RJG: Thanks for sitting down with us Joe.
JG: No problem. I've always admired the work you guys do. You are hands down the only thing worth reading on the internet, and possibly even ever, so thank you.
RJG: We appreciate that. After all, we do it for the kids. But let's get down to business.
RJG: Have you been going on about the need for replay as a way of shielding your players' performances from attention?
JG: That is a good question.
RJG: Thank you.
JG: My response requires some background. First, are you familiar with these secret agent movies, ones like the Bourne trilogy, and Liam Neeson's recent 'Unknown'.
RJG: Yes, we are well acquainted with these ouvres. But, what does that have to do with our question?
JG: Stay with me.
JG: So in all these movies the secret agent is a callous amoral killer who loses his memory only to regain it at some later point and juncture.
JG: So how come when they regain their memory, they don't regain their callous amoral killer personality?
RJG: You're blowing my mind right now.
JG: I mean, if you're the sort of person who has no problem killing for a living, why would you, on the moment you get yourself back, suddenly have a moral conscience? Wouldn't you be like, 'Oh, that's right! I don't give a $#!% about killing people! I'll stop being a p@$$y now.'
RJG: You're so f#%&ing right! These movies don't make any sense at all!
JG: So you see, these movies really don't make any sense.

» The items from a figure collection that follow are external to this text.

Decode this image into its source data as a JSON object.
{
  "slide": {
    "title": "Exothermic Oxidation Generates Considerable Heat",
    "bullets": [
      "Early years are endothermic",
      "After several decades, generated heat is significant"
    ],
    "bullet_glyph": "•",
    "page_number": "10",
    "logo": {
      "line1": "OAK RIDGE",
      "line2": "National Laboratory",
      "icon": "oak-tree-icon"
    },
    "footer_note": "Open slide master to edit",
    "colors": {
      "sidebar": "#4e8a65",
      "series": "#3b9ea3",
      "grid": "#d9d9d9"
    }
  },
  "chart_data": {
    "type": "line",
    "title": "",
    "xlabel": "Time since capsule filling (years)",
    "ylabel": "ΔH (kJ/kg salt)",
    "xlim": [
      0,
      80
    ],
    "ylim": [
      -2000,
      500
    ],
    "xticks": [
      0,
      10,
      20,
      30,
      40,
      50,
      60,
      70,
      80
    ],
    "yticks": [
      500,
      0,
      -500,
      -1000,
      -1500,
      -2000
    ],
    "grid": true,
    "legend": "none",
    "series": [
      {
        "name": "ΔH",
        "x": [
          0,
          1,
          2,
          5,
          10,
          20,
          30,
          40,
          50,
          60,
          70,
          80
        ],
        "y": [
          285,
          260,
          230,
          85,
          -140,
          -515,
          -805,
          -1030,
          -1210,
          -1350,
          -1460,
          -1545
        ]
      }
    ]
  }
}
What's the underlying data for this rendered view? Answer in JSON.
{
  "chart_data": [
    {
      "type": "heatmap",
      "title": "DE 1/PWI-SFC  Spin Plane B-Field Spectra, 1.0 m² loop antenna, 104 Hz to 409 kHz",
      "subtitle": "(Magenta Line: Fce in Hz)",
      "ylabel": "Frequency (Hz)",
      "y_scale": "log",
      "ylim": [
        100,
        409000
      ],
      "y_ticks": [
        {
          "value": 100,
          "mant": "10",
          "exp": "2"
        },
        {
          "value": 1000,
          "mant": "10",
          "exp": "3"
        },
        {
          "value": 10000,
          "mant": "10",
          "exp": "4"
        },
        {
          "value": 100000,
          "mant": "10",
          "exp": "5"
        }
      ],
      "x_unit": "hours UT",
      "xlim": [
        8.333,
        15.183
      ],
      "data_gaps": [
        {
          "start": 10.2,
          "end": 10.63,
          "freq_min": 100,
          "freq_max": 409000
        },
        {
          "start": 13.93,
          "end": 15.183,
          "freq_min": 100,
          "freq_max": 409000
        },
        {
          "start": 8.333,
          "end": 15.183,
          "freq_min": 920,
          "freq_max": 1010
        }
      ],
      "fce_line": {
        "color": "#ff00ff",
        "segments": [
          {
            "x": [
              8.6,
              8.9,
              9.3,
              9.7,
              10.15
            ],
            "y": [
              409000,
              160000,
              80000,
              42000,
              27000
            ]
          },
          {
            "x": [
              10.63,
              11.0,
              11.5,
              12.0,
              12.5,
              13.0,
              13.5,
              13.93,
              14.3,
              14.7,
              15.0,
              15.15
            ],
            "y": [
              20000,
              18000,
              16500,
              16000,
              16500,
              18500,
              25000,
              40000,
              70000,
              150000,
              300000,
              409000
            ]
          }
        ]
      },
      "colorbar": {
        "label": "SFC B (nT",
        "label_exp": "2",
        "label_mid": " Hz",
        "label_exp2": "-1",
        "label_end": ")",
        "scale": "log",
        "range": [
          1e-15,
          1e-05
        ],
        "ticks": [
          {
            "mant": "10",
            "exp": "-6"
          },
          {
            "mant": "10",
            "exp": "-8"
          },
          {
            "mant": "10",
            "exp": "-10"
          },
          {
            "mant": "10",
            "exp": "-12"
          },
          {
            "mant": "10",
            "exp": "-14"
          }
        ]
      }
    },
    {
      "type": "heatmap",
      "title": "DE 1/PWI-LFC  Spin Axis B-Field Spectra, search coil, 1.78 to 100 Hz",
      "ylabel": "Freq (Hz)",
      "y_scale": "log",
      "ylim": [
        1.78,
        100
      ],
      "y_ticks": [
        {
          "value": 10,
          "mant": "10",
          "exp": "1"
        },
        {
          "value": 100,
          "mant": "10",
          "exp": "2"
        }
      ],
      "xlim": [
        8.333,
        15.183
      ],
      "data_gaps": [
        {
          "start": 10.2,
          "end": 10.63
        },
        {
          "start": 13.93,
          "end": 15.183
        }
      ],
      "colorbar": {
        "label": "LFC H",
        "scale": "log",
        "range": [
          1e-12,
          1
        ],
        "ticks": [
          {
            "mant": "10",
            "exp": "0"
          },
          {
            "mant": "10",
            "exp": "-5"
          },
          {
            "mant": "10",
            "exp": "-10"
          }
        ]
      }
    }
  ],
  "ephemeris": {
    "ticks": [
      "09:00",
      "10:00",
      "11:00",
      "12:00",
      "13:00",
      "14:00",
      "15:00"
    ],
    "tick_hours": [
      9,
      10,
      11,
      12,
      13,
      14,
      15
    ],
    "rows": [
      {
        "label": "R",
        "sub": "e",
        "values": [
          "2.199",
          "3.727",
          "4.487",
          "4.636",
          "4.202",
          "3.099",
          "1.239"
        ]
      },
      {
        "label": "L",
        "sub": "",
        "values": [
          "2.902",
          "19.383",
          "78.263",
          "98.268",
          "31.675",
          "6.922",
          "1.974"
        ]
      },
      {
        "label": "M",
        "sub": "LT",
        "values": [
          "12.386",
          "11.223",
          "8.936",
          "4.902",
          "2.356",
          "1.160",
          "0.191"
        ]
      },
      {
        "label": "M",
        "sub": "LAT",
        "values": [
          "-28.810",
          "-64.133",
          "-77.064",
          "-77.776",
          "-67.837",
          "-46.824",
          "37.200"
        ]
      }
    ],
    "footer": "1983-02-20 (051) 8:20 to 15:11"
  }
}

RJG: This has been an amazing interview! Life changing really! Thank you so much for taking the time to talk to us!
JG: No problem guys, thanks for having me.
By the time we realized that Girardi had completely bamboozled us with his brilliant film criticism, it was too late. We'd completely forgotten to point out to him how awful his team was and the order in which his players are pieces of $#!%. We spent a lot of time on that list! That brilliant, evil genius bastard!
The problem is that Girardi isn't using these movie references as cover. He is simply obsessed with movies and can't stop talking about them. And since he raises good points, his players are now thinking about movies instead of focusing on baseball. His biggest mistake was preceding the playoffs with a roundtable discussion of the films of Christopher Nolan.
Now, Granderson can't concentrate because he realized that the guy in Memento killed his wife, ARod is pondering how Inception is a metaphor for filmmaking as fastballs shoot past him, and Cano is struggling because he's no longer sure that Batman survived.
That would explain Cano's sudden inability to hit at even a little-league level.